UNPAS Gelar Diskusi Panel Tema “Extra Judicial Killing”

FAKULTAS Hukum Unpas menggelar diskusi panel bertema “Extra Judicial Killing : Perlukah Penyidikan Lanjutan?” bertempat di Aula Suradiredja Kampus Unpas Jl.Lengkong Bandung Jum’at (23/9/2022).

Ada empat narasumber dalama acara tersebut diantaranya Ketua Komisi Kejaksaan Barita Simanjuntak, Direktur Amnesty Internasional Usman Hamid, Solaeman Pontoh Mantan Kepala Badan Intelijen Strategis dan Wakil Dekan I FH Unpas Hj. Rd. Dewi Asri Yustia.

Acara tersebut juga dihadiri oleh Kepala Kejaksaan Tinggi Jawa Barat Prof Dr. Asep N. Mulyana yang juga sebagai akademisi, Perwakilan dari Polda Jabar dan mahasiswa FH Unpas.

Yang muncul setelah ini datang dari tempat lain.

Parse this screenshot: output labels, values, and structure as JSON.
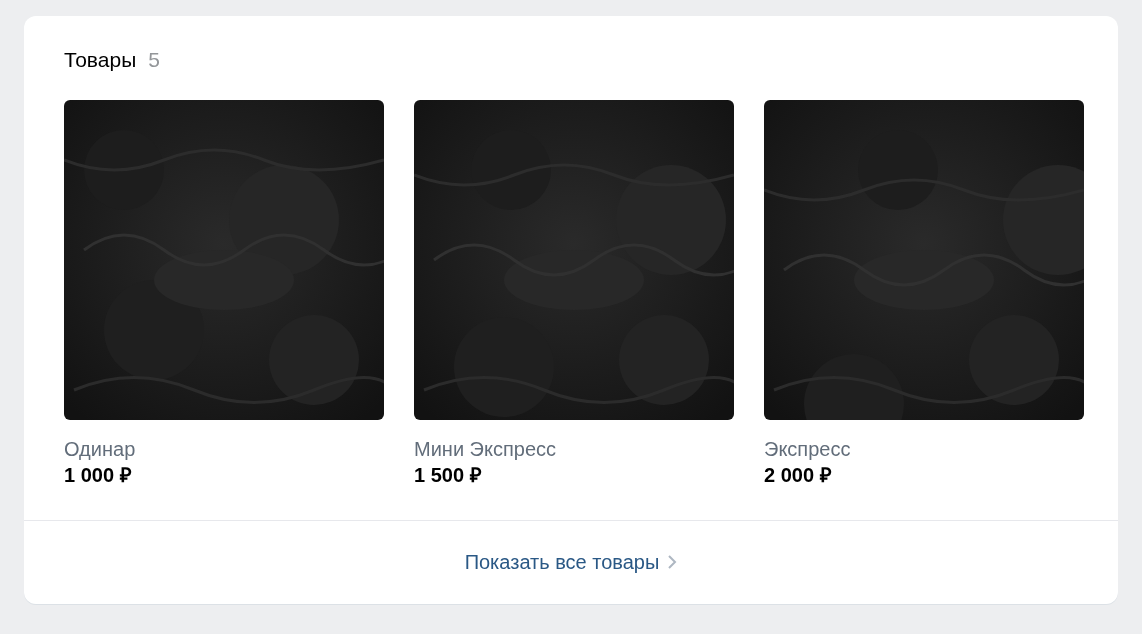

Salah satu narasumber dalam acara diskusi panel sekaligus Ketua Komisi Kejaksaan RI, Dr. Barita Simanjuntak, SH., MH., CfrA. mengatakan bahwa berdasarkan penelitian LBH Jakarta dan MAPPI FH Ul pada kurun waktu 2012 sampai dengan 2014 ditemukan terdapat sejumlah 255.618 berkas perkara yang tidak diikuti dengan SPDP dan 44.273 berkas perkara yang hilang di penyidikan.

Penelitian MAPPI FH Ul menunjukkan Kesenjangan antara jumlah kasus yang diterima kepolisian, jumlah kasus disidik, jumlah kasus yang dihentikan dan jumlah kasus yang dianggap selesai oleh kepolisian yang ah dianggap lengkap.

“Berdasarkan pengaturan penyidikan lanjutan dalam hukum positif yaitu dalam konteks penegakan UU Pencegahan dan Pemberantasan Perusakan Hutan (P3H), terdapat substansi hukum yang memberikan kewenangan kepada kejaksaan untuk melakukan Penyidikan,” tutur Barita

Adapun untuk Pasal 39 huruf b yang menyatakan bahwa dalam hal hasil Penyidikan belum lengkap, Penuntut Umum wajib melakukan Penyidikan paling lama 20 hari dapat diperpanjang paling lama 30 hari.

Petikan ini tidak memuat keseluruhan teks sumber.